Casi pasó de largo sin mirar el pequeño cartel pegado a un lado del edificio.
Reparación de calzado.
Montrés
Un taller minúsculo en el lado sombreado de la calle, con la puerta abierta por el calor.
Bueno. La tienda, al menos, existía de verdad.
Josep hizo seguir a Orejuda un par de puertas más, desmontó y la ató a un poste. Caminó hasta la panadería de enfrente, fingió observar los panes y cuando pudo lanzó un rápido vistazo por la puerta abierta del zapatero remendón.
Luis Montrés, si es que era él, estaba sentado en un banco, recortando esquirlas de cuero de la suela nueva de un zapato. Josep se fijó en su barba desaliñada y descuidada, los ojos medio cerrados, el tranquilo rostro bronceado y concentrado en la labor. No llevaba traje blanco, sino ropa de faena bajo un delantal azul harapiento, y una gorra marrón blanda. Bajo la mirada de Josep, se puso una fila de tachuelas entre los labios y las fue sacando de una en una con rapidez para clavarlas en la suela con un golpe seco y fuerte de martillo.

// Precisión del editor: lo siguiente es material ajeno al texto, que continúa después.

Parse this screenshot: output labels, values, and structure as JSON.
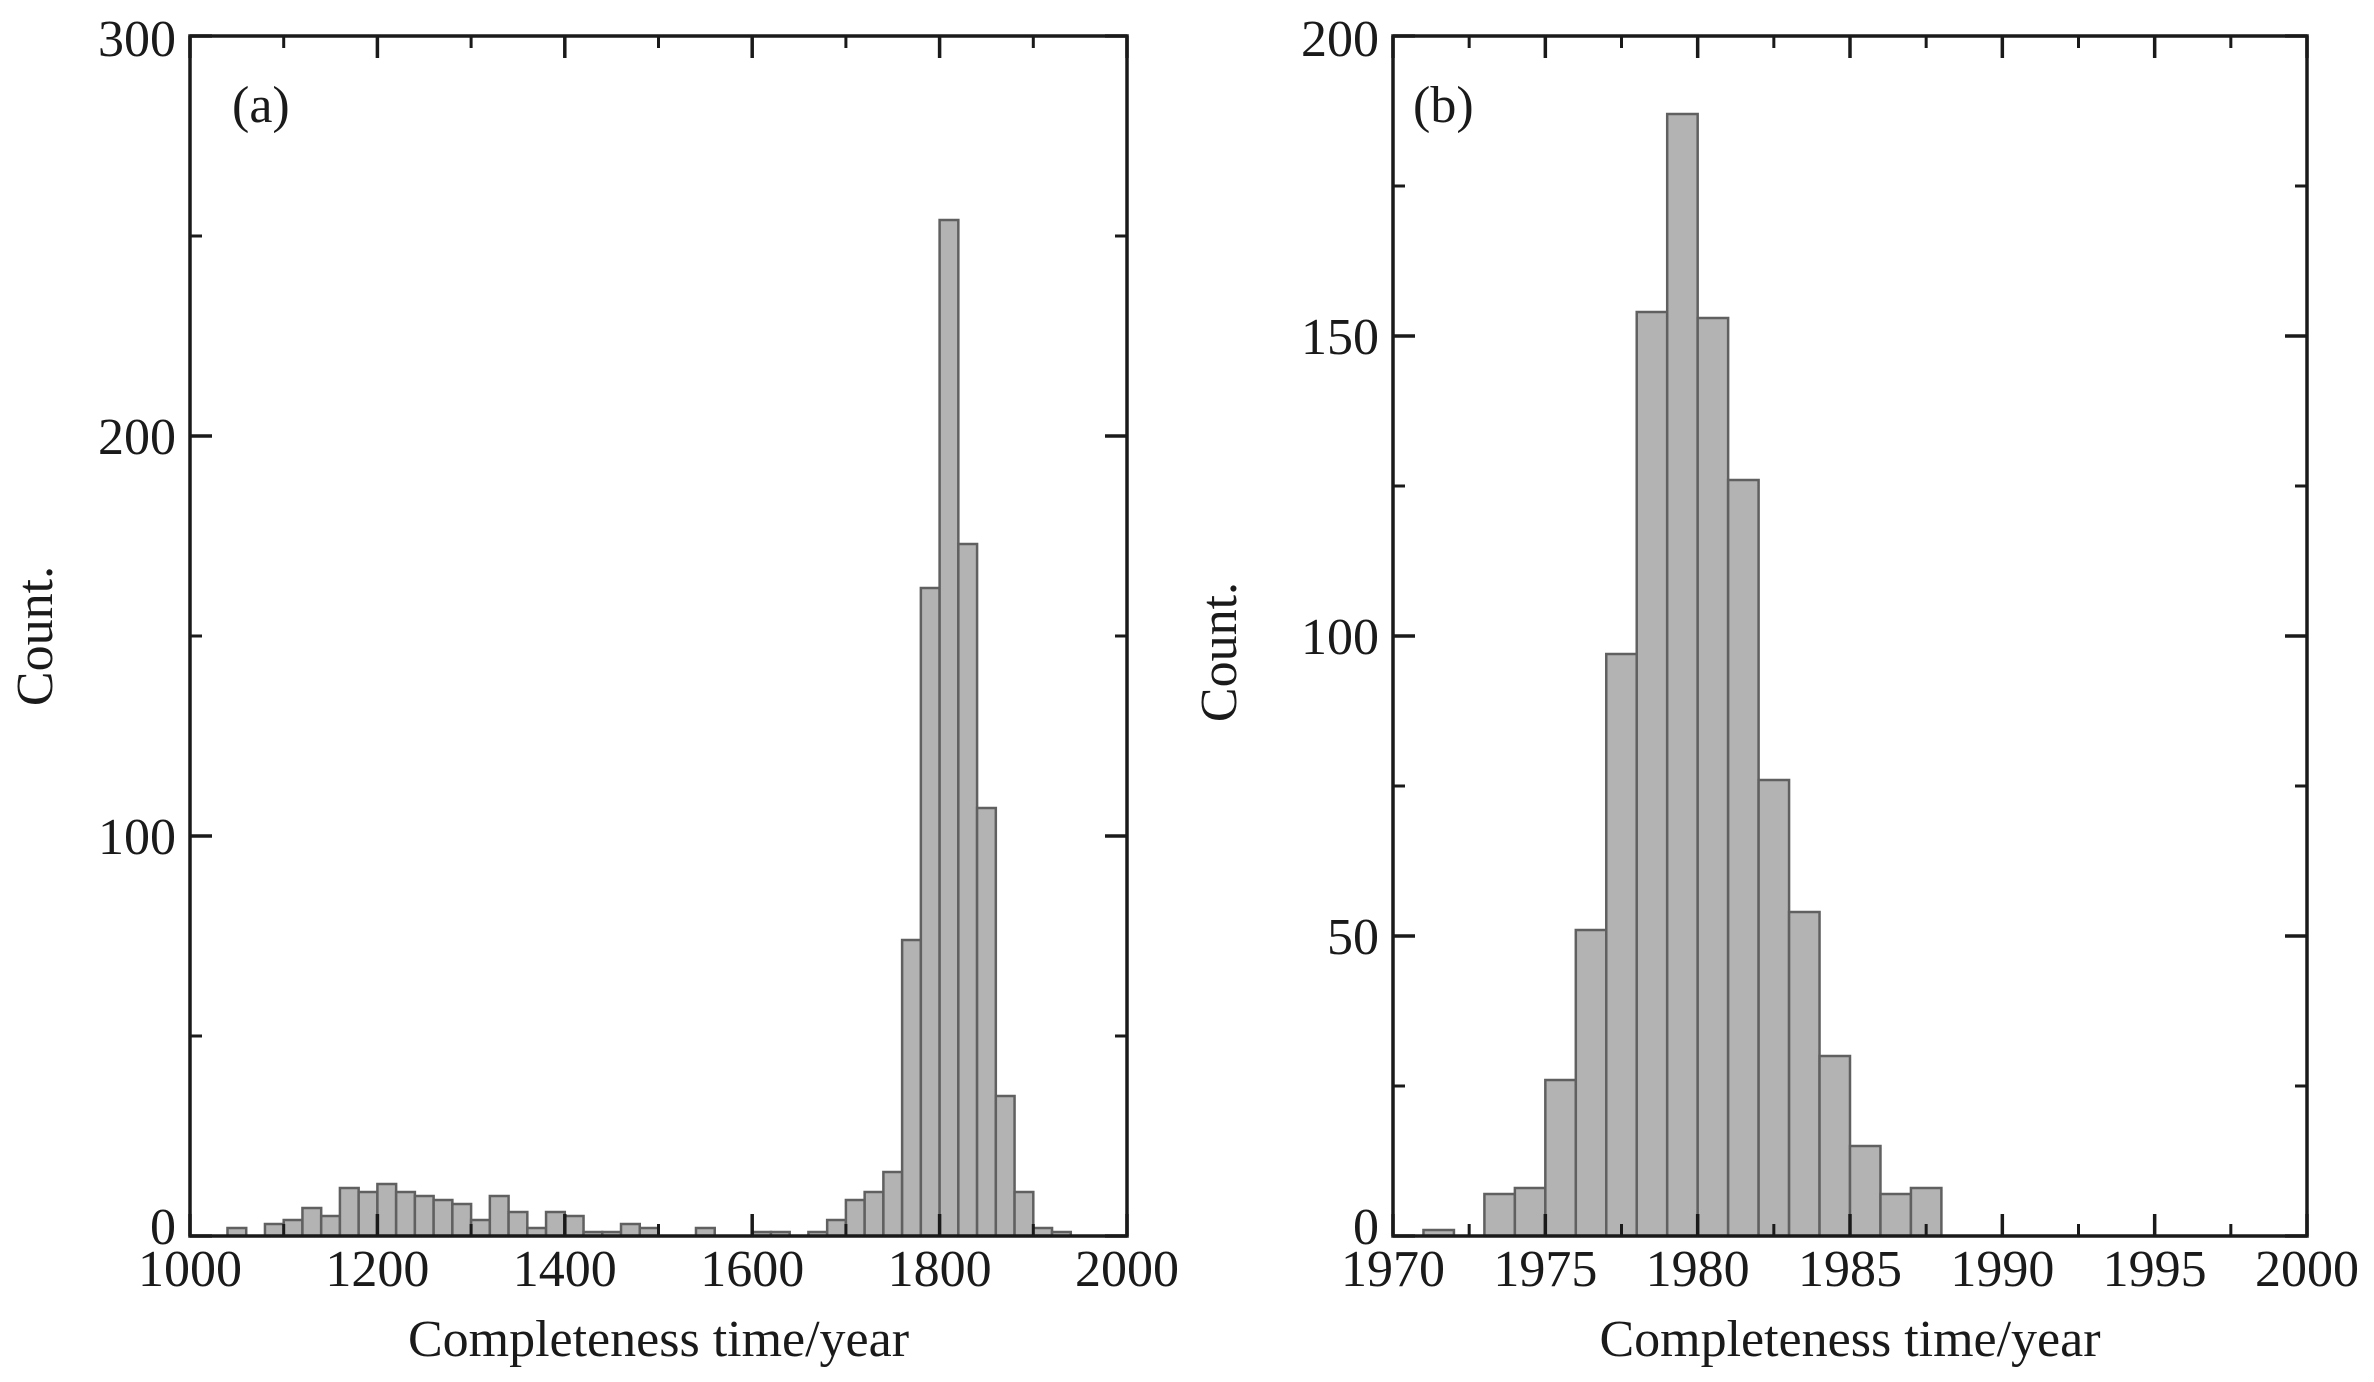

Incómodo ante la posibilidad de que lo descubrieran mirando, Josep se alejó.
Regresó hasta donde había dejado a Orejuda y, al darse la vuelta, vio a una mujer que doblaba una esquina cercana con una cesta. Bajó por la calle Sant Doménec en dirección al taller, y Josep tardó un instante en darse cuenta de que era Teresa Gallego.
Volvió a ocupar un lugar desde el que pudiera mirar hacia el taller, oyó el saludo de Teresa y vio que el marido contestaba con un golpe de cabeza. Josep la vio sacar de la cesta el almuerzo del zapatero.